Il était une fois un jeune homme qui chantait doucement. Il s'appelait Jules. Jules aimait la musique comme on aime une couverture chaude. Il souriait quand il entendait une note. Il souriait à la musique.
Le matin, Jules se réchauffait la voix. Il disait : "Un, deux, trois." Il faisait des petites bulles de son. Sa voix était comme un petit oiseau qui apprend à voler. Il apprenait des chansons. Il écoutait les autres. Il respectait leurs idées. Respect, disait sa mère, c'est prêter l'oreille.
Jules jouait aussi d'un petit piano. Ses doigts sautaient sur les touches. Ploc, ploc, ploc. Il frappait doucement. Il écoutait le timbre. Le timbre, c'est la couleur du son. Parfois il tapait un tambour rond. Poum, poum. Parfois il frottait un archet sur une corde. Viiiin. Chaque instrument avait sa voix.

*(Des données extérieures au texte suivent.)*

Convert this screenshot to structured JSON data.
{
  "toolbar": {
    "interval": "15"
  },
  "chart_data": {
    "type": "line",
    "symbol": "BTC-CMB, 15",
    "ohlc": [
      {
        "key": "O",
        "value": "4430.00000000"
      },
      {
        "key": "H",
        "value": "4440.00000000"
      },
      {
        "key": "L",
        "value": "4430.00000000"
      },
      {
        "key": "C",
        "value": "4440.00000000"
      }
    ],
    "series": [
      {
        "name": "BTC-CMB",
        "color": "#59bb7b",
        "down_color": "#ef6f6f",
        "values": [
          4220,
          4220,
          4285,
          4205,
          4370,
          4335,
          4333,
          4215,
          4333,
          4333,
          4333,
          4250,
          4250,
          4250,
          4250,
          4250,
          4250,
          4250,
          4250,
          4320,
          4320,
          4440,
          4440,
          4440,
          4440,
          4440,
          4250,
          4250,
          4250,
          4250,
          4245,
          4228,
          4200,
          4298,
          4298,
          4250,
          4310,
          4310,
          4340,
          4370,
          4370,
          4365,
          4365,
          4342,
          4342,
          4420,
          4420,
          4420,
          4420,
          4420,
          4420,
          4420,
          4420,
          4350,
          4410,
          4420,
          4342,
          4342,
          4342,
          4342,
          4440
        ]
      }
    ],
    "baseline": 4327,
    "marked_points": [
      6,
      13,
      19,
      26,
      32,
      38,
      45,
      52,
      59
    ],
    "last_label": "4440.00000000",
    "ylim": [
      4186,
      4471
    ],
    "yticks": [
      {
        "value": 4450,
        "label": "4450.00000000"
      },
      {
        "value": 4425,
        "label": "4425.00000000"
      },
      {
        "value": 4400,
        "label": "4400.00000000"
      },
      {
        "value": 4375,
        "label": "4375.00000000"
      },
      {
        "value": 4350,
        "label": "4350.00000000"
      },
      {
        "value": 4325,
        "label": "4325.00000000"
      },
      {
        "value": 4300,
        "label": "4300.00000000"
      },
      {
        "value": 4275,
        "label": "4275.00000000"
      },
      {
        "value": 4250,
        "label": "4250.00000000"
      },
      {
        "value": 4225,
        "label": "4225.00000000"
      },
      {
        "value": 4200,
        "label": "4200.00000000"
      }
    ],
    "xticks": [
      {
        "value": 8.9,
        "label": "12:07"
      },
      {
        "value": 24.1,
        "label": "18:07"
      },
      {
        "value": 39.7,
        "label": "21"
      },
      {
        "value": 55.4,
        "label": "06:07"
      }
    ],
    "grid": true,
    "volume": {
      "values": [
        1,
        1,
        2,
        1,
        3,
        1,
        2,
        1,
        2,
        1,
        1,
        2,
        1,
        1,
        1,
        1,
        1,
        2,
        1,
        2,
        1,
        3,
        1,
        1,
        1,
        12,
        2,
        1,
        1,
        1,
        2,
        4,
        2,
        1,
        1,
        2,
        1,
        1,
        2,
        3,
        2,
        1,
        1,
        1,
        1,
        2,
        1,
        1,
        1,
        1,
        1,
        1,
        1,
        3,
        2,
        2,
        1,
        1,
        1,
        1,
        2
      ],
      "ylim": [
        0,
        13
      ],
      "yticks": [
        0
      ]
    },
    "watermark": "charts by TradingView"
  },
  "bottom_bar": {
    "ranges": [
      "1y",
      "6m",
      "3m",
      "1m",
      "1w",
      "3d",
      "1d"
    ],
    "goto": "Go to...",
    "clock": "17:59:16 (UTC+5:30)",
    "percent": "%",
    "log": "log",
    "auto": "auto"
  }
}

Un jour, Jules alla au parc. Il rencontra Lila la flûtiste et Manu le batteur. "Bonjour", dit Jules. "Bonjour", dirent-ils. Ils partagèrent une chanson. Ils apprirent à s'écouter. Lila fit un petit souffle doux. Manu donna une main sûre. Jules souriait à la musique. Ensemble, ils firent des vagues de sons. C'était doux. C'était gai.
Avant un petit concert, ils se préparaient. Ils s'échauffaient. Ils buvaient de l'eau. Ils faisaient silence. "On respecte le public", dit Lila. "On respecte la scène", dit Manu. Ils souriaient et se tenaient la main. Le public était des enfants avec des têtes brillantes. Les enfants approchèrent doucement. Ils écoutèrent.
Après la chanson, tout le monde applaudit. Les musiciens souriaient. Les enfants souriaient aussi. Un papa dit : "C'était beau." Une petite fille dit : "J'ai senti la musique dans mon ventre." Jules sentit la chaleur du moment. Il rangea son piano. Il prit un petit micro. "On va garder un souvenir", dit-il.
Ils firent un enregistrement. Une voix, un piano, une flûte, un tambour. Un doux enregistrement souvenir pour se rappeler la nuit. Jules sourit encore une fois à la musique. Puis il souffla une bonne nuit à ses amis. La musique resta, comme une étoile dans la poche.